The Cookbook Clarifies

Fast forwarding a bit, I read David Beazley's excellent Python Cookbook. Recipe 4.6 in the 3rd edition is called "Defining Generator Functions with Extra State". It succinctly describes what boto3's PageIterator is doing and why. The recipe opens with this:

Problem: You would like to define a generator function, but it involves extra state that you would like to expose to the user somehow. (Beazley, David; Jones, Brian K.. Python Cookbook: Recipes for Mastering Python 3 (p. 120). O'Reilly Media.)

As it turns out, that's exactly the problem PageIterator solves. It needs to:

  • Iterate through some data. In this case, pages from an API response.
  • Expose extra state and functionality to the user. For example, keep track of a resume token that the caller can use to resume interrupted pagination. Or offer a search method which can find entries matching a JMESPath expression across response pages.

There's some handy stuff going on under the covers of the PageIterator class! But in the normal case where you slap it into a for loop (or call iter() explicitly), it invokes the class's __iter__() "magic" method behind the scenes.

So perhaps bizarrely, PageIterator is an accurate name (it does let you iterate through pages) and a misleading one (it does not directly support Python's iterator protocol). It behaves more like an iterable:

Iterables can be used in a for loop and in many other places where a sequence is needed (zip(), map(), …). When an iterable object is passed as an argument to the built-in function iter(), it returns an iterator for the object. This iterator is good for one pass over the set of values.
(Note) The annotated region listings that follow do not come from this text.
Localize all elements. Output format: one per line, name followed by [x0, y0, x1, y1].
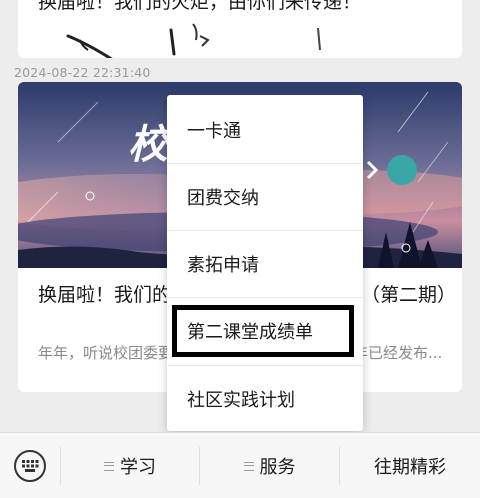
tab-study[interactable]: 学习: [61, 433, 199, 498]
previous-article-card[interactable]: 换届啦！我们的火炬，由你们来传递！: [18, 0, 462, 58]
bottom-menu-bar: 学习 服务 往期精彩: [0, 432, 480, 498]
previous-article-image: [66, 23, 321, 58]
menu-item-label: 社区实践计划: [187, 390, 295, 411]
timestamp: 2024-08-22 22:31:40: [14, 65, 151, 80]
keyboard-glyph: [22, 460, 39, 472]
tab-past-highlights[interactable]: 往期精彩: [340, 433, 480, 498]
menu-lines-icon: [104, 461, 114, 471]
menu-item-community-practice[interactable]: 社区实践计划: [167, 366, 363, 432]
service-popup-menu: 一卡通 团费交纳 素拓申请 第二课堂成绩单 社区实践计划: [167, 95, 363, 431]
tab-service[interactable]: 服务: [200, 433, 339, 498]
menu-lines-icon: [243, 461, 254, 471]
menu-item-second-classroom-transcript[interactable]: 第二课堂成绩单: [172, 305, 354, 357]
tab-label: 服务: [259, 457, 296, 478]
menu-item-label: 团费交纳: [187, 188, 259, 209]
menu-item-campus-card[interactable]: 一卡通: [167, 97, 363, 163]
keyboard-icon[interactable]: [14, 450, 46, 482]
menu-item-league-fee[interactable]: 团费交纳: [167, 164, 363, 230]
menu-item-label: 第二课堂成绩单: [187, 322, 313, 343]
menu-item-label: 一卡通: [187, 121, 241, 142]
tab-label: 学习: [120, 457, 156, 478]
menu-item-quality-expansion[interactable]: 素拓申请: [167, 231, 363, 297]
menu-divider: [167, 297, 363, 298]
tab-label: 往期精彩: [374, 457, 446, 478]
menu-item-label: 素拓申请: [187, 255, 259, 276]
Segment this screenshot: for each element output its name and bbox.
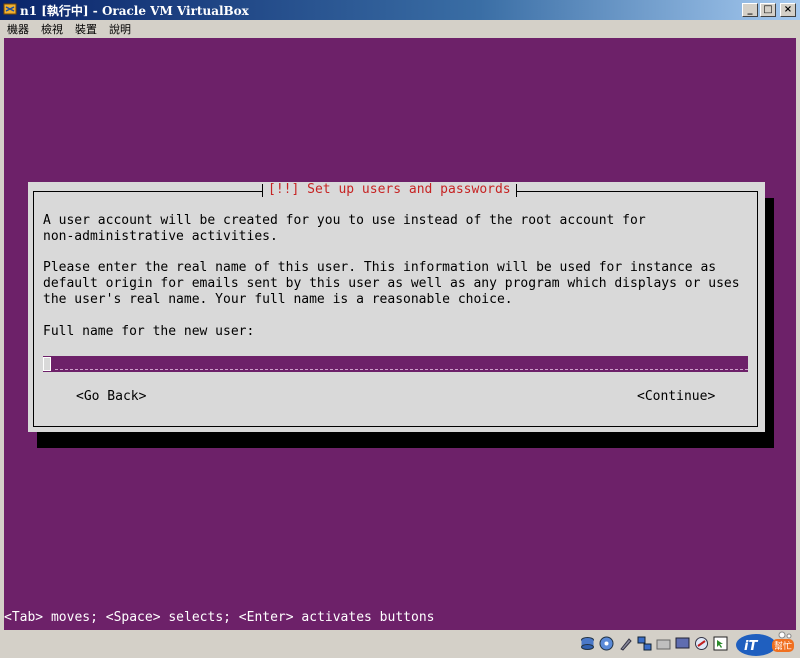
dialog-title: [!!] Set up users and passwords xyxy=(262,182,517,198)
menu-view[interactable]: 檢視 xyxy=(34,21,68,37)
menu-bar: 機器 檢視 裝置 說明 xyxy=(0,20,800,38)
window-titlebar[interactable]: n1 [執行中] - Oracle VM VirtualBox _ □ × xyxy=(0,0,800,20)
svg-text:iT: iT xyxy=(744,639,758,654)
dialog-paragraph-2: Please enter the real name of this user.… xyxy=(43,260,740,307)
display-icon[interactable] xyxy=(675,636,690,651)
capture-icon[interactable] xyxy=(694,636,709,651)
keyboard-hint: <Tab> moves; <Space> selects; <Enter> ac… xyxy=(4,610,435,625)
usb-icon[interactable] xyxy=(618,636,633,651)
input-underline xyxy=(55,369,748,370)
full-name-label: Full name for the new user: xyxy=(43,324,255,339)
go-back-button[interactable]: <Go Back> xyxy=(76,389,146,405)
minimize-button[interactable]: _ xyxy=(742,3,758,17)
menu-devices[interactable]: 裝置 xyxy=(68,21,102,37)
virtualbox-icon xyxy=(3,3,17,15)
vm-console-screen[interactable]: [!!] Set up users and passwords A user a… xyxy=(4,38,796,630)
svg-text:幫忙: 幫忙 xyxy=(774,640,792,652)
network-icon[interactable] xyxy=(637,636,652,651)
disk-icon[interactable] xyxy=(580,636,595,651)
folder-icon[interactable] xyxy=(656,636,671,651)
ithome-watermark-logo: iT 幫忙 xyxy=(736,631,794,656)
close-button[interactable]: × xyxy=(780,3,796,17)
status-bar: iT 幫忙 xyxy=(0,630,800,658)
menu-machine[interactable]: 機器 xyxy=(0,21,34,37)
dialog-paragraph-1: A user account will be created for you t… xyxy=(43,213,646,244)
setup-users-dialog: [!!] Set up users and passwords A user a… xyxy=(28,182,765,432)
text-cursor xyxy=(43,357,51,371)
maximize-button[interactable]: □ xyxy=(760,3,776,17)
menu-help[interactable]: 說明 xyxy=(102,21,136,37)
mouse-icon[interactable] xyxy=(713,636,728,651)
cd-icon[interactable] xyxy=(599,636,614,651)
window-title: n1 [執行中] - Oracle VM VirtualBox xyxy=(20,4,249,18)
continue-button[interactable]: <Continue> xyxy=(637,389,715,405)
full-name-input[interactable] xyxy=(43,356,748,372)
When using iterables, it is usually not necessary to call iter() or deal with iterator objects yourself. The for statement does that automatically for you, creating a temporary unnamed variable to hold the iterator for the duration of the loop. See also iterator, sequence, and generator.

Trey Hunner does a great job of talking through these concepts clearly. There are helpful sections in both The Iterator Protocol: How "For Loops" Work in Python and How to make an iterator in Python that are relevant for understanding PageIterator's behavior.

For anyone who made it this far and is interested in the actual code, PageIterator is defined here.


I originally wrote this post on an internal company blog a couple years ago. I've made some minor updates, but the content is largely the same. As I wrote at the time, it's possible that I only think I understand this stuff! Questions, comments and criticism are all welcome in the comments. Thanks for reading!

Most importantly, if you spot any outright nonsense in here please call me out (publicly or privately) so I can get it fixed before leading any innocent bystanders astray. Thank you.